Bez wiedzy o tym, co się dzieje w świecie, mamy utrudnioną sytuację w podejmowaniu decyzji - dodaje Olejnik. Nie ukrywa, że producenci zostali trochę uśpieni ostatnimi dwoma dobrymi latami i nie chcieli się organizować. - My ten moment wykorzystaliśmy po to, żeby się jeszcze lepiej zjednoczyć, do czego zachęcamy innych - mówi prezes KZPR.

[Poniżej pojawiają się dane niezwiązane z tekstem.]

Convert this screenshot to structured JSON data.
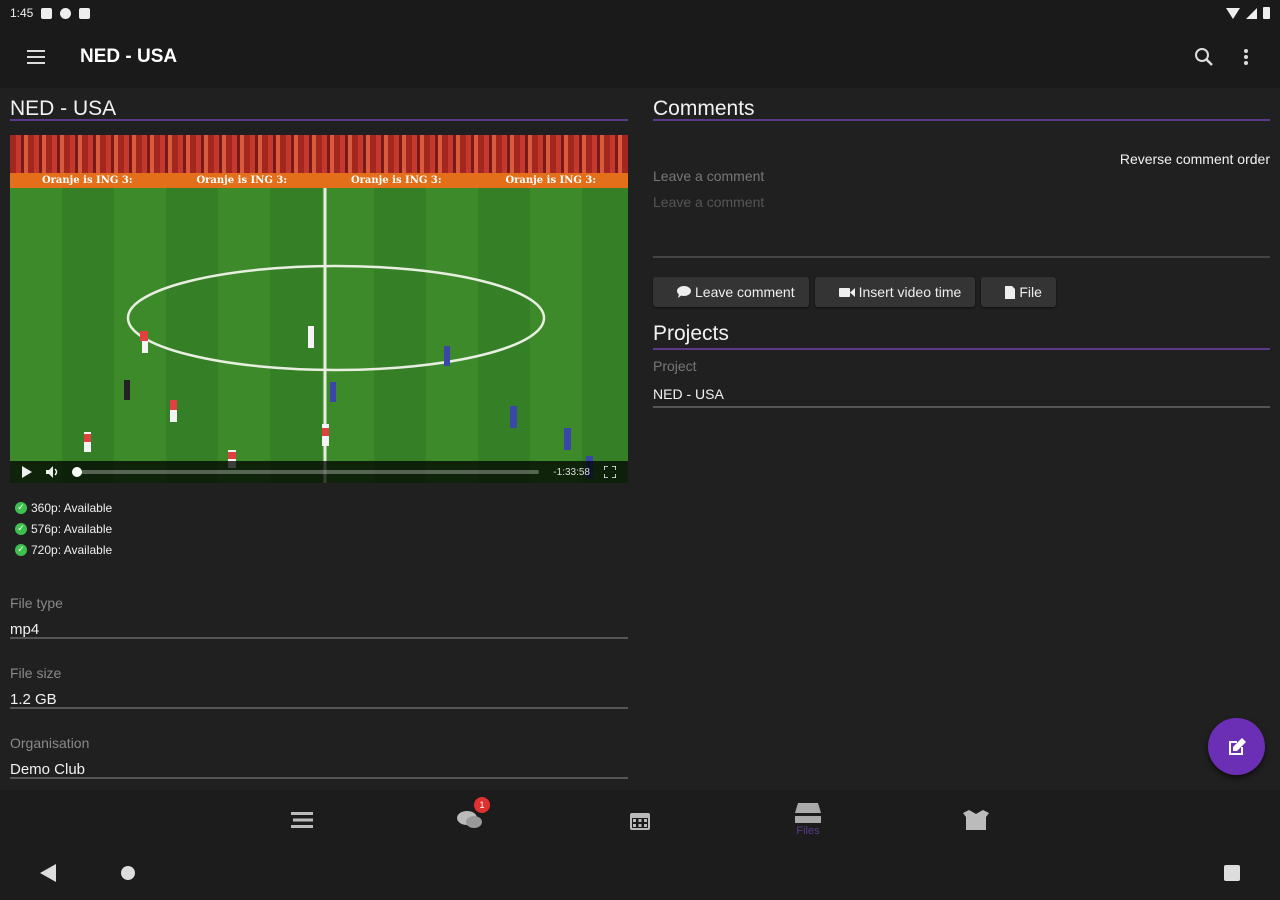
{
  "status_bar": {
    "time": "1:45"
  },
  "app_bar": {
    "title": "NED - USA"
  },
  "file": {
    "title": "NED - USA",
    "video": {
      "banner_text": "Oranje is ING 3:",
      "time_remaining": "-1:33:58",
      "progress": 0.0
    },
    "qualities": [
      {
        "label": "360p: Available"
      },
      {
        "label": "576p: Available"
      },
      {
        "label": "720p: Available"
      }
    ],
    "fields": {
      "file_type_label": "File type",
      "file_type_value": "mp4",
      "file_size_label": "File size",
      "file_size_value": "1.2 GB",
      "organisation_label": "Organisation",
      "organisation_value": "Demo Club"
    }
  },
  "comments": {
    "title": "Comments",
    "reverse_label": "Reverse comment order",
    "field_label": "Leave a comment",
    "placeholder": "Leave a comment",
    "buttons": {
      "leave_comment": "Leave comment",
      "insert_video_time": "Insert video time",
      "file": "File"
    }
  },
  "projects": {
    "title": "Projects",
    "field_label": "Project",
    "field_value": "NED - USA"
  },
  "bottom_nav": {
    "chat_badge": "1",
    "files_label": "Files",
    "active": "files"
  },
  "colors": {
    "accent": "#6a2fb5",
    "divider_accent": "#5b3a8c",
    "available": "#3fbf4f",
    "badge": "#e03030"
  }
}
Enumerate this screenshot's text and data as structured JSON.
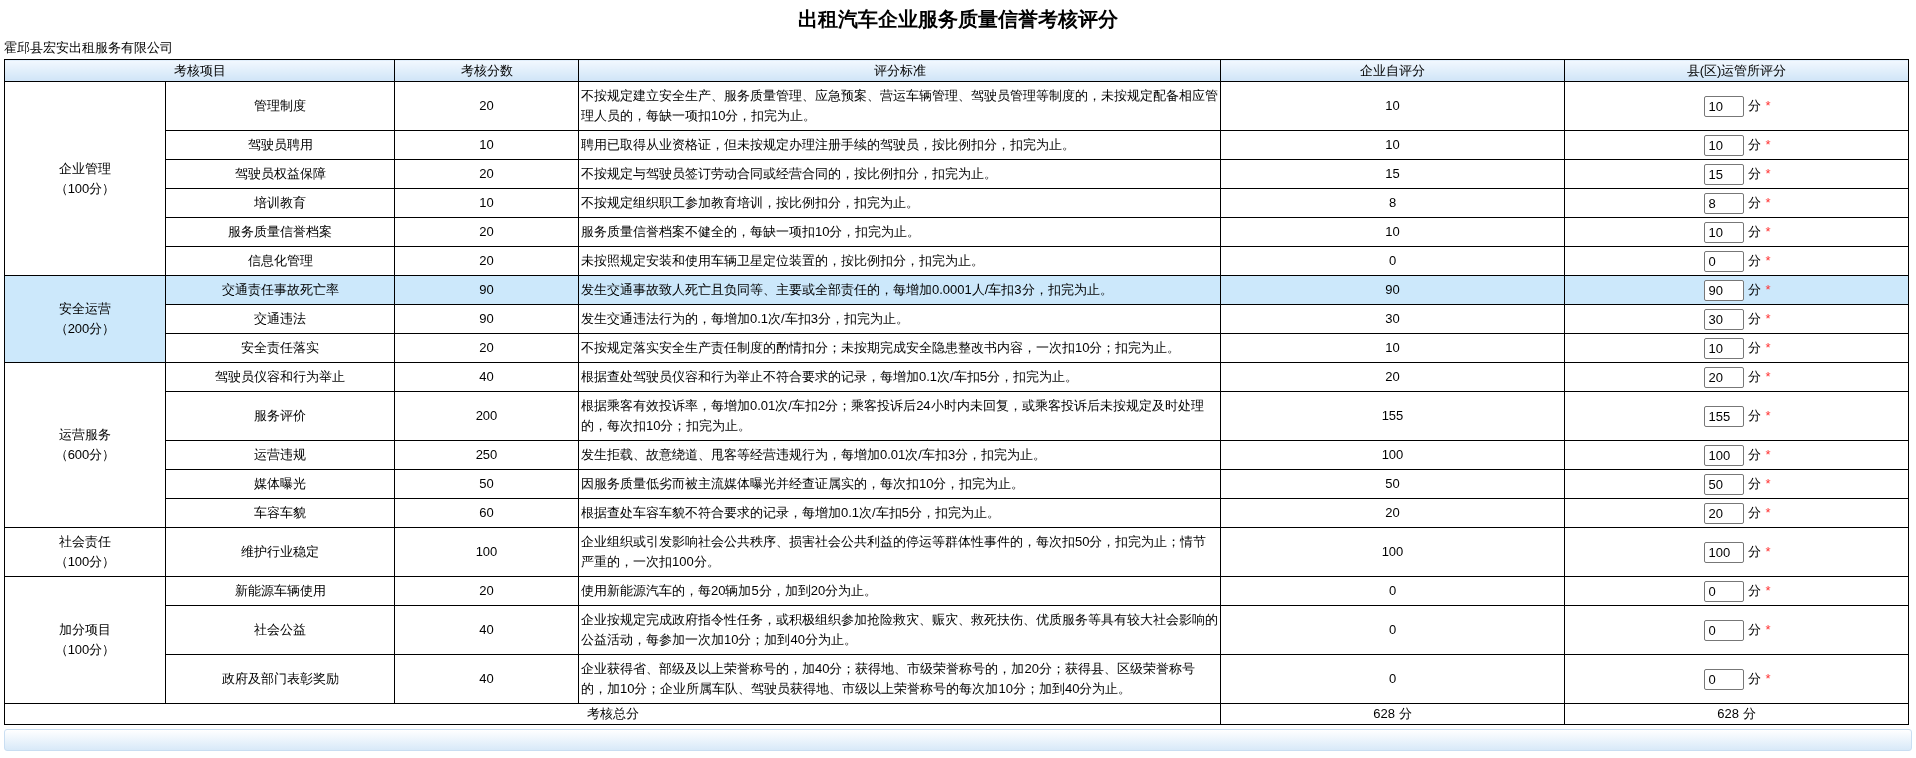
{
  "title": "出租汽车企业服务质量信誉考核评分",
  "company": "霍邱县宏安出租服务有限公司",
  "columns": [
    "考核项目",
    "考核分数",
    "评分标准",
    "企业自评分",
    "县(区)运管所评分"
  ],
  "groups": [
    {
      "name": "企业管理",
      "points": "（100分）",
      "rows": [
        {
          "item": "管理制度",
          "score": "20",
          "criteria": "不按规定建立安全生产、服务质量管理、应急预案、营运车辆管理、驾驶员管理等制度的，未按规定配备相应管理人员的，每缺一项扣10分，扣完为止。",
          "self_score": "10",
          "county_score": "10",
          "unit": "分",
          "required": "*",
          "selected": false
        },
        {
          "item": "驾驶员聘用",
          "score": "10",
          "criteria": "聘用已取得从业资格证，但未按规定办理注册手续的驾驶员，按比例扣分，扣完为止。",
          "self_score": "10",
          "county_score": "10",
          "unit": "分",
          "required": "*",
          "selected": false
        },
        {
          "item": "驾驶员权益保障",
          "score": "20",
          "criteria": "不按规定与驾驶员签订劳动合同或经营合同的，按比例扣分，扣完为止。",
          "self_score": "15",
          "county_score": "15",
          "unit": "分",
          "required": "*",
          "selected": false
        },
        {
          "item": "培训教育",
          "score": "10",
          "criteria": "不按规定组织职工参加教育培训，按比例扣分，扣完为止。",
          "self_score": "8",
          "county_score": "8",
          "unit": "分",
          "required": "*",
          "selected": false
        },
        {
          "item": "服务质量信誉档案",
          "score": "20",
          "criteria": "服务质量信誉档案不健全的，每缺一项扣10分，扣完为止。",
          "self_score": "10",
          "county_score": "10",
          "unit": "分",
          "required": "*",
          "selected": false
        },
        {
          "item": "信息化管理",
          "score": "20",
          "criteria": "未按照规定安装和使用车辆卫星定位装置的，按比例扣分，扣完为止。",
          "self_score": "0",
          "county_score": "0",
          "unit": "分",
          "required": "*",
          "selected": false
        }
      ]
    },
    {
      "name": "安全运营",
      "points": "（200分）",
      "rows": [
        {
          "item": "交通责任事故死亡率",
          "score": "90",
          "criteria": "发生交通事故致人死亡且负同等、主要或全部责任的，每增加0.0001人/车扣3分，扣完为止。",
          "self_score": "90",
          "county_score": "90",
          "unit": "分",
          "required": "*",
          "selected": true
        },
        {
          "item": "交通违法",
          "score": "90",
          "criteria": "发生交通违法行为的，每增加0.1次/车扣3分，扣完为止。",
          "self_score": "30",
          "county_score": "30",
          "unit": "分",
          "required": "*",
          "selected": false
        },
        {
          "item": "安全责任落实",
          "score": "20",
          "criteria": "不按规定落实安全生产责任制度的酌情扣分；未按期完成安全隐患整改书内容，一次扣10分；扣完为止。",
          "self_score": "10",
          "county_score": "10",
          "unit": "分",
          "required": "*",
          "selected": false
        }
      ]
    },
    {
      "name": "运营服务",
      "points": "（600分）",
      "rows": [
        {
          "item": "驾驶员仪容和行为举止",
          "score": "40",
          "criteria": "根据查处驾驶员仪容和行为举止不符合要求的记录，每增加0.1次/车扣5分，扣完为止。",
          "self_score": "20",
          "county_score": "20",
          "unit": "分",
          "required": "*",
          "selected": false
        },
        {
          "item": "服务评价",
          "score": "200",
          "criteria": "根据乘客有效投诉率，每增加0.01次/车扣2分；乘客投诉后24小时内未回复，或乘客投诉后未按规定及时处理的，每次扣10分；扣完为止。",
          "self_score": "155",
          "county_score": "155",
          "unit": "分",
          "required": "*",
          "selected": false
        },
        {
          "item": "运营违规",
          "score": "250",
          "criteria": "发生拒载、故意绕道、甩客等经营违规行为，每增加0.01次/车扣3分，扣完为止。",
          "self_score": "100",
          "county_score": "100",
          "unit": "分",
          "required": "*",
          "selected": false
        },
        {
          "item": "媒体曝光",
          "score": "50",
          "criteria": "因服务质量低劣而被主流媒体曝光并经查证属实的，每次扣10分，扣完为止。",
          "self_score": "50",
          "county_score": "50",
          "unit": "分",
          "required": "*",
          "selected": false
        },
        {
          "item": "车容车貌",
          "score": "60",
          "criteria": "根据查处车容车貌不符合要求的记录，每增加0.1次/车扣5分，扣完为止。",
          "self_score": "20",
          "county_score": "20",
          "unit": "分",
          "required": "*",
          "selected": false
        }
      ]
    },
    {
      "name": "社会责任",
      "points": "（100分）",
      "rows": [
        {
          "item": "维护行业稳定",
          "score": "100",
          "criteria": "企业组织或引发影响社会公共秩序、损害社会公共利益的停运等群体性事件的，每次扣50分，扣完为止；情节严重的，一次扣100分。",
          "self_score": "100",
          "county_score": "100",
          "unit": "分",
          "required": "*",
          "selected": false
        }
      ]
    },
    {
      "name": "加分项目",
      "points": "（100分）",
      "rows": [
        {
          "item": "新能源车辆使用",
          "score": "20",
          "criteria": "使用新能源汽车的，每20辆加5分，加到20分为止。",
          "self_score": "0",
          "county_score": "0",
          "unit": "分",
          "required": "*",
          "selected": false
        },
        {
          "item": "社会公益",
          "score": "40",
          "criteria": "企业按规定完成政府指令性任务，或积极组织参加抢险救灾、赈灾、救死扶伤、优质服务等具有较大社会影响的公益活动，每参加一次加10分；加到40分为止。",
          "self_score": "0",
          "county_score": "0",
          "unit": "分",
          "required": "*",
          "selected": false
        },
        {
          "item": "政府及部门表彰奖励",
          "score": "40",
          "criteria": "企业获得省、部级及以上荣誉称号的，加40分；获得地、市级荣誉称号的，加20分；获得县、区级荣誉称号的，加10分；企业所属车队、驾驶员获得地、市级以上荣誉称号的每次加10分；加到40分为止。",
          "self_score": "0",
          "county_score": "0",
          "unit": "分",
          "required": "*",
          "selected": false
        }
      ]
    }
  ],
  "total": {
    "label": "考核总分",
    "self_total": "628 分",
    "county_total": "628 分"
  }
}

Cztery krajowe organizacje branżowe, czyli: Krajowe Zrzeszenie Producentów Rzepaku i Roślin Białkowych, Krajowa Federacja Producentów Zbóż, Polski Związek Producentów Zbóż i Roślin Zbożowych oraz Krajowy Związek Producentów Kukurydzy postanowiły wypracować i przedstawić ministrowi systemowe rozwiązania. - Minister i wiceminister Plocke spotkali się z nami. Potraktowali nasze wnioski jako konkretne rozwiązania. Powiedzieli, że co kwartał chcą się z nami spotykać. Na najbliższym spotkaniu, w październiku, minister powie nam, co jest możliwe do zrobienia - wyjaśnia Mariusz Olejnik.